In the Mexican cases, digital surveillance software sold by Israel-based NSO Group was used to infect the phones of two lawyers who’ve investigated many high-profile cases, including the execution-style killing of several human rights activists. The spyware, called Pegasus, was also used to target a group of international experts investigating the 2014 disappearance of 43 male students, apparently after they were abducted by corrupt police in the city of Iguala.

Some of the messages used to trick unwitting recipients appeared to come from the U.S. Embassy in Mexico, while others were disguised as Amber Alerts about abducted children. At least one was directed at a minor: the teenaged son of an adult target received a counterfeit message from authorities in Washington while visiting the U.S. The Citizen Lab team also detected a cyber-attack against an American who advocates for victims of sexual abuse by the Mexican police.

NSO Group maintains its “cyberwarfare” products are sold to government agencies with stringent agreements restricting their use to legitimate security efforts. In Mexico, the spyware was supposedly acquired as a weapon in the battle against the drug cartels and criminal gangs that have long terrorized the country. But the work of the Citizen Lab, detailed in a series of online reports, makes clear that those agreements are not being respected.

The Reckless Exploits initiative has fuelled front-page stories in The New York Times and extensive coverage by media outlets worldwide. Questions it raises about the potential abuse of surveillance technology have been discussed in the U.S. Congress and at the State Department. The work continues – in Mexico and beyond – amid growing concern that mobile devices, while empowering to many communities, may also provide a means of disrupting civil society.

 

Bad Traffic

As more and more information travels over highly accessible global networks, we’ve all learned to be cautious about the data we allow onto our devices.
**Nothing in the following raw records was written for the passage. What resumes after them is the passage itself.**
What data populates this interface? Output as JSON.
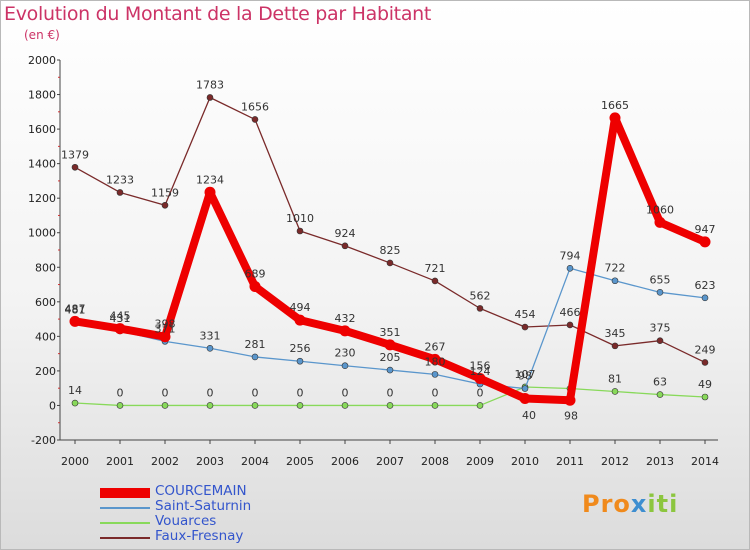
{
  "title": "Evolution du Montant de la Dette par Habitant",
  "subtitle": "(en €)",
  "logo": {
    "p": "Pro",
    "x": "x",
    "iti": "iti"
  },
  "chart_data": {
    "type": "line",
    "x": [
      "2000",
      "2001",
      "2002",
      "2003",
      "2004",
      "2005",
      "2006",
      "2007",
      "2008",
      "2009",
      "2010",
      "2011",
      "2012",
      "2013",
      "2014"
    ],
    "ylim": [
      -200,
      2000
    ],
    "yticks": [
      -200,
      0,
      200,
      400,
      600,
      800,
      1000,
      1200,
      1400,
      1600,
      1800,
      2000
    ],
    "grid": false,
    "legend_position": "bottom-left",
    "series": [
      {
        "name": "Faux-Fresnay",
        "color": "#7a2a2a",
        "values": [
          1379,
          1233,
          1159,
          1783,
          1656,
          1010,
          924,
          825,
          721,
          562,
          454,
          466,
          345,
          375,
          249
        ],
        "labels": [
          "1379",
          "1233",
          "1159",
          "1783",
          "1656",
          "1010",
          "924",
          "825",
          "721",
          "562",
          "454",
          "466",
          "345",
          "375",
          "249"
        ]
      },
      {
        "name": "Vouarces",
        "color": "#88d95a",
        "values": [
          14,
          0,
          0,
          0,
          0,
          0,
          0,
          0,
          0,
          0,
          107,
          98,
          81,
          63,
          49
        ],
        "labels": [
          "14",
          "0",
          "0",
          "0",
          "0",
          "0",
          "0",
          "0",
          "0",
          "0",
          "107",
          "",
          "81",
          "63",
          "49"
        ]
      },
      {
        "name": "Saint-Saturnin",
        "color": "#5a96cc",
        "values": [
          481,
          431,
          371,
          331,
          281,
          256,
          230,
          205,
          180,
          124,
          98,
          794,
          722,
          655,
          623
        ],
        "labels": [
          "481",
          "431",
          "371",
          "331",
          "281",
          "256",
          "230",
          "205",
          "180",
          "124",
          "98",
          "794",
          "722",
          "655",
          "623"
        ]
      },
      {
        "name": "COURCEMAIN",
        "color": "#ee0000",
        "values": [
          487,
          445,
          398,
          1234,
          689,
          494,
          432,
          351,
          267,
          156,
          40,
          30,
          1665,
          1060,
          947
        ],
        "labels": [
          "487",
          "445",
          "398",
          "1234",
          "689",
          "494",
          "432",
          "351",
          "267",
          "156",
          "",
          "",
          "1665",
          "1060",
          "947"
        ]
      }
    ],
    "extra_labels": [
      "40",
      "98"
    ]
  },
  "legend": [
    {
      "name": "COURCEMAIN",
      "color": "#ee0000",
      "text_color": "#3355cc",
      "width": 10
    },
    {
      "name": "Saint-Saturnin",
      "color": "#5a96cc",
      "text_color": "#3355cc",
      "width": 2
    },
    {
      "name": "Vouarces",
      "color": "#88d95a",
      "text_color": "#3355cc",
      "width": 2
    },
    {
      "name": "Faux-Fresnay",
      "color": "#7a2a2a",
      "text_color": "#3355cc",
      "width": 2
    }
  ]
}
But sometimes threats are built right into the networking technology.

In the past year, the Citizen Lab reported that equipment on a Turkish telecom network was being used to install spyware on the devices of people trying to download legitimate Windows applications. Traffic-handling “middleboxes,” provided by a company based in the U.S. and Canada, had prompted users in Turkey and Syria to unwittingly install software capable of censoring web content. It directed them to revenue-generating sites or linking their computers to others in invisible – and profitable – cryptocurrency mining operations. Citizen Lab experts found similar middleboxes on the Telecom Egypt network that were apparently being used to hijack users’ unencrypted web connections en masse, sending them to sites where they could be misled into sharing data or paying for questionable transactions.

“Leaked documents have long indicated that a number of governments are targeting their opponents by surreptitiously injecting spyware into their internet connections,” Citizen Lab researcher Bill Marczak told U of T News. “For the first time ever, we have the proof.”
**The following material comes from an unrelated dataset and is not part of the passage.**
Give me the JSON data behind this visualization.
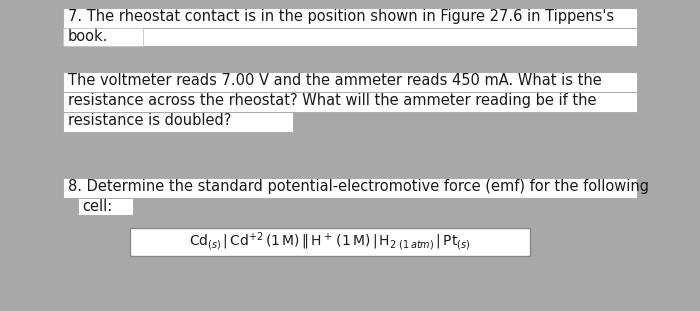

For Prof. Ron Deibert, director of the Citizen Lab, the discovery of abuses in one region underlines the need for greater vigilance globally: “Targeted injection of spyware at the nation-state level represents a major public safety risk, and technologies that facilitate such injection should be regulated accordingly. The apparent use of [middleboxes] to surreptitiously inject malicious and dubious redirects for users in Turkey, Syria and Egypt raises significant human rights concerns.”